What is an Examination Under Oath?

            The number one trigger that drives clients to my office is that dreaded letter from some fancy law firm, usually with lots of names at the top of the letterhead, that directs the insured to show up at a designated time and place for an “examination under oath.”   The letter usually will also request the insured to bring numerous documents with him or her to the examination under oath.  Those receiving the letter are usually frightened by the formality of it all, and then that fear turns into anger because the company they've been paying premiums to all these years is now treating them like a criminal.  My next few posts will deal with common issues and questions surrounding examinations under oath. Hopefully it will help a few insureds understand what an examination under oath is, and why, in my opinion, a request for an examination under oath should be a red flag that the insurance company believes something is afoul.

            An examination under oath, commonly referred to as an “EUO”, is a formal statement taken by the insured on issues related to the insurance claim or insurance policy at issue. EUOs are typically, although not always, conducted by an attorney representing the insurance company. A court reporter will be present, typing every question and answer verbatim. There is sometimes a videographer present as well. Examinations under oath usually last only a few hours, but I’ve been involved in a few that have taken multiple days.

            The subject matter of the questions in an EUO varies depending on the issues at hand. For example, in a fire damage case, an insured should anticipate questions about the cause and origin of the fire, the financial condition of the insured leading up to the fire (motive), the insured’s whereabouts at the time of the fire (opportunity), the nature and extent of the loss, particular items claimed to have been damaged or destroyed, and the accuracy of answers provided in the insurance application. This is just a small sampling of the multitude of pitfalls for the unwary, and an insured would be wise to seek qualified legal counsel well before appearing for the examination under oath. 

             An insurance company’s authority to take an examination under oath comes from the insurance contract, which typically contains a provision, under the section “Duties of the Insured,” that the insured must answer questions under oath when requested by the insurer. Even without such a provision, there is almost always a “duty of cooperation” provision in the policy which would also require the insured’s participation in an examination under oath. If an insured refuses, it could result in the insurance company’s denial of the claim based on its assertion that the insured breached the insurance policy by refusing to cooperate. See Spears v. Tenn. Farmers Mut. Ins. Co., 300 S.W.3d 671 (Tenn. Ct. App. 2009).
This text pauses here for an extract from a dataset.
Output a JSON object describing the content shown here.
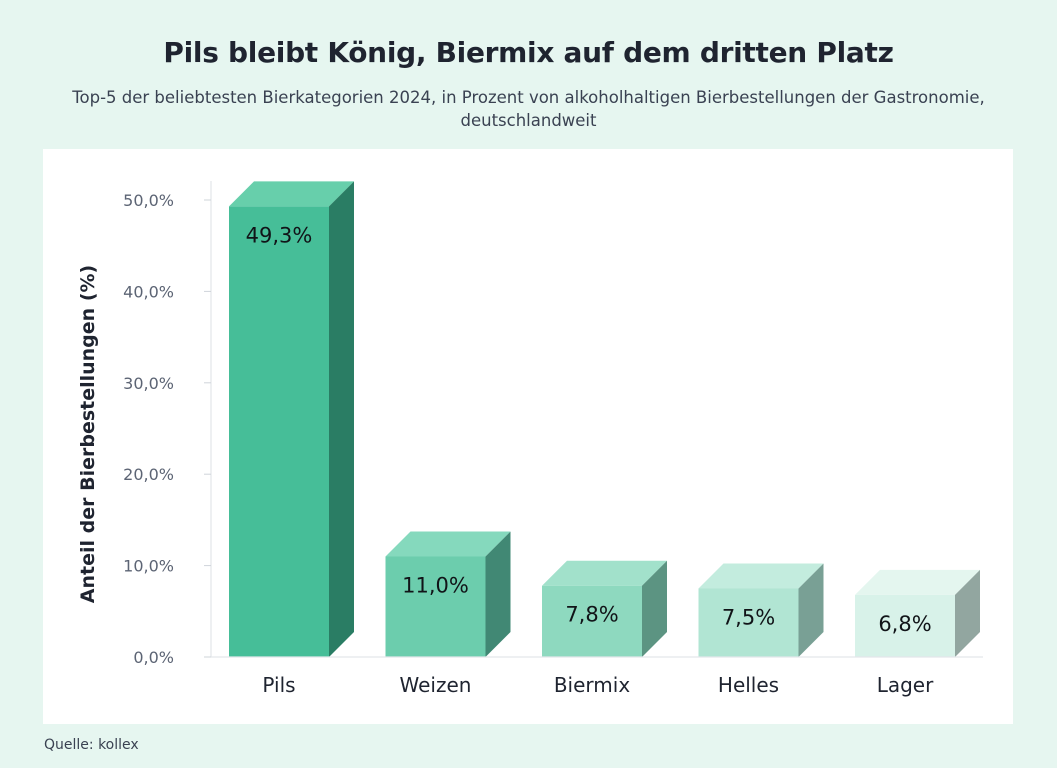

            Tennessee courts have consistently recognized an insurer’s right to take an examination under oath. See Shelter Ins. Co. v. Spence, 656 S.W.2d 36 (Tenn. Ct. App. 1983) (holding insurer was entitled under cooperation clause of policy to take sworn statement from each insured privately and out of each other’s presence); Widener v. Tenn. Farmers Mut. Ins. Co., 1995 WL 571868 (Tenn. Ct. App. 1995) (recognizing an insurer’s right to take an insured’s examination under oath); Jones v. Tenn. Farmers Mutl. Ins. Co., 2004 WL 170359, at *2 (Tenn. Ct. App. 2004).  

            Examinations under oath are certainly valid tools in an insurance company’s vast arsenal of weaponry to be used to deny claims, but there are several nuances which most insureds and many lawyers who represent them are unaware.   Over the next few posts, I’ll try to identify those to better equip those unfortunate souls who receive the dreaded letter requesting an EUO.